Um dos estudos analisou quase 15.000 mulheres na Califórnia. E encontrou uma associação entre a história reprodutiva de uma mulher e seu risco de problemas de memória mais tarde na vida.

O risco de demência para mulheres que tiveram três ou mais filhos foi 12 por cento menor do que o risco para mulheres que tiveram um filho, de acordo com Paola Gilsanz da Divisão de Pesquisa Kaiser Permanente do Norte da Califórnia, e Rachel Whitmer da Universidade da Califórnia, Davis.

Além disso, as mulheres que começaram a menstruar mais cedo e passaram pela menopausa mais tarde tiveram menor probabilidade de desenvolver demência. A menopausa aos 45 anos ou mais parecia aumentar o risco em 28%.

Outro estudo de 133 mulheres idosas no Reino Unido descobriu que quanto mais meses de gravidez eles vivenciaram durante suas vidas, menor o risco de desenvolver Alzheimer.

Todas as descobertas sugerem que os hormônios sexuais femininos – que aumentam na puberdade e durante a gravidez, depois caem na menopausa – estão de alguma forma afetando o risco de uma mulher desenvolver Alzheimer e outras formas de demência. Os resultados também sugerem que uma maior exposição a esses hormônios, através de mais gestações ou mais anos reprodutivos, pode reduzir o risco de uma mulher.

Mas ainda não está claro se a simples presença de hormônios sexuais femininos é uma razão pela qual a freqüência da doença de Alzheimer é maior em mulheres do que em homens.

Uma possibilidade é que não sejam hormônios sexuais femininos por conta própria, mas mudanças rápidas em seus níveis que são um problema, diz Pauline Maki, professora de psiquiatria e psicologia da Universidade de Illinois em Chicago, que apresentou pesquisas na conferência de Alzheimer.

“As mulheres experimentam essas transições hormonais muito dramáticas que, a longo prazo, podem dar origem à doença de Alzheimer”, diz ela.

Uma forma de as mulheres minimizarem as dramáticas mudanças hormonais que ocorrem na menopausa é usar a terapia de reposição hormonal.

Essa abordagem caiu em desgraça há mais de uma década, quando um grande estudo descobriu que as mulheres que tomavam estrogênio mais progestogênio após a menopausa tinham maior probabilidade de adquirir algum tipo de demência. Eles também pareciam ter um risco maior de doença cardíaca e câncer de mama.

Mas Maki diz que estudos mais recentes sugerem que a terapia hormonal – especialmente o estrogênio sozinho – realmente pode ser útil se as mulheres o fizerem na hora certa.

“Os efeitos da terapia hormonal dependem do tempo de uso”, diz Maki. “Uso posterior na vida é prejudicial, enquanto o uso precoce na transição da menopausa pode ser benéfico”.

Uma análise apresentada na conferência de Alzheimer apoia essa ideia.

Descobriu-se que, em dois estudos recentes, as mulheres que começaram a tomar estrogênio depois dos 65 anos tinham maior probabilidade de ter problemas com o pensamento e a memória. Mas as mulheres que começaram a tomar estrogênio entre 50 e 54 não foram.

E o estrogênio pode beneficiar a função mental das mulheres mais jovens porque reduz as ondas de calor associadas à menopausa, diz Maki.
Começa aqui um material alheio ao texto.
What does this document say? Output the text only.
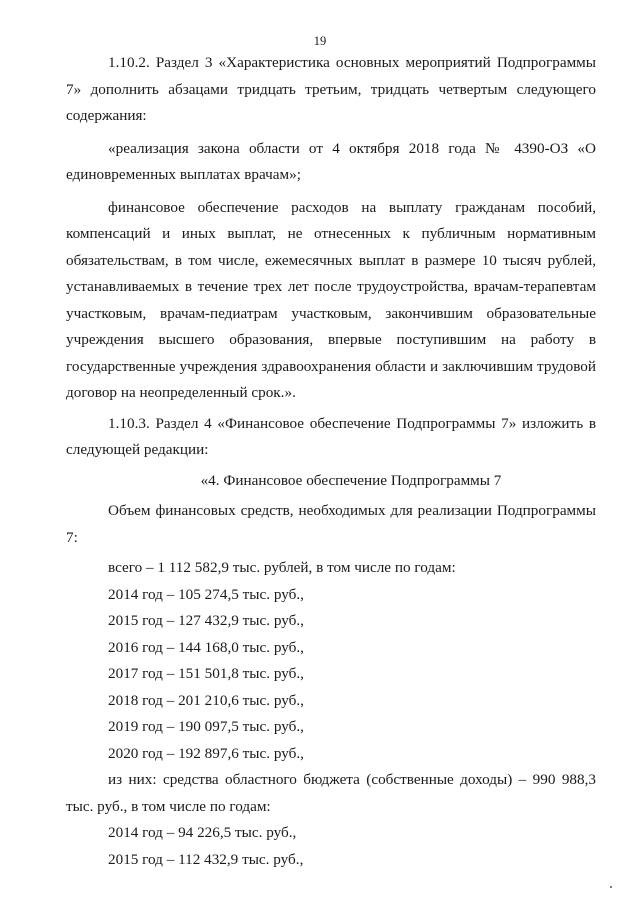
19

1.10.2. Раздел 3 «Характеристика основных мероприятий Подпрограммы 7» дополнить абзацами тридцать третьим, тридцать четвертым следующего содержания:

«реализация закона области от 4 октября 2018 года № 4390-ОЗ «О единовременных выплатах врачам»;

финансовое обеспечение расходов на выплату гражданам пособий, компенсаций и иных выплат, не отнесенных к публичным нормативным обязательствам, в том числе, ежемесячных выплат в размере 10 тысяч рублей, устанавливаемых в течение трех лет после трудоустройства, врачам-терапевтам участковым, врачам-педиатрам участковым, закончившим образовательные учреждения высшего образования, впервые поступившим на работу в государственные учреждения здравоохранения области и заключившим трудовой договор на неопределенный срок.».

1.10.3. Раздел 4 «Финансовое обеспечение Подпрограммы 7» изложить в следующей редакции:

«4. Финансовое обеспечение Подпрограммы 7

Объем финансовых средств, необходимых для реализации Подпрограммы 7:

всего – 1 112 582,9 тыс. рублей, в том числе по годам:

2014 год – 105 274,5 тыс. руб.,

2015 год – 127 432,9 тыс. руб.,

2016 год – 144 168,0 тыс. руб.,

2017 год – 151 501,8 тыс. руб.,

2018 год – 201 210,6 тыс. руб.,

2019 год – 190 097,5 тыс. руб.,

2020 год – 192 897,6 тыс. руб.,

из них: средства областного бюджета (собственные доходы) – 990 988,3 тыс. руб., в том числе по годам:

2014 год – 94 226,5 тыс. руб.,

2015 год – 112 432,9 тыс. руб.,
“Quanto mais ondas de calor uma mulher tem, pior é o desempenho da memória”, diz Maki, citando sua própria pesquisa. “E quando nós intervirmos para resolver essas ondas de calor, o desempenho de sua memória se recupera.”
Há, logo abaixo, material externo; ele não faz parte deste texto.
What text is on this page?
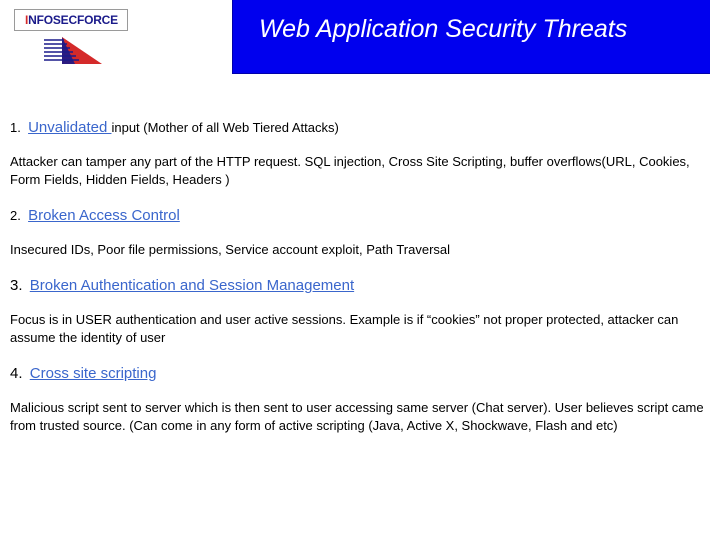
INFOSECFORCE	Web Application Security Threats

1. Unvalidated input (Mother of all Web Tiered Attacks)

Attacker can tamper any part of the HTTP request. SQL injection, Cross Site Scripting, buffer overflows(URL, Cookies, Form Fields, Hidden Fields, Headers )

2. Broken Access Control

Insecured IDs, Poor file permissions, Service account exploit, Path Traversal

3. Broken Authentication and Session Management

Focus is in USER authentication and user active sessions. Example is if “cookies” not proper protected, attacker can assume the identity of user

4. Cross site scripting

Malicious script sent to server which is then sent to user accessing same server (Chat server). User believes script came from trusted source. (Can come in any form of active scripting (Java, Active X, Shockwave, Flash and etc)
Achados como esse estão renovando o interesse na idéia de que, algum dia, pode ser possível usar hormônios na menopausa para prevenir a doença de Alzheimer e outras formas de demência, diz Maki.

Enquanto isso, há evidências de que as diferenças hormonais entre homens e mulheres podem afetar seus cérebros de maneiras que afetam a capacidade dos médicos de diagnosticar com precisão a doença de Alzheimer, diz Maki.

Na conferência de Alzheimer, ela apresentou uma pesquisa mostrando que as mulheres tendem a ter mais habilidades de memória verbal do que os homens, mesmo quando estão nos estágios iniciais da doença de Alzheimer. Como resultado, as mulheres provavelmente serão diagnosticadas com a doença mais tarde que os homens.

Não está claro se hormônios masculinos, como a testosterona, afetam o risco de um homem de Alzheimer.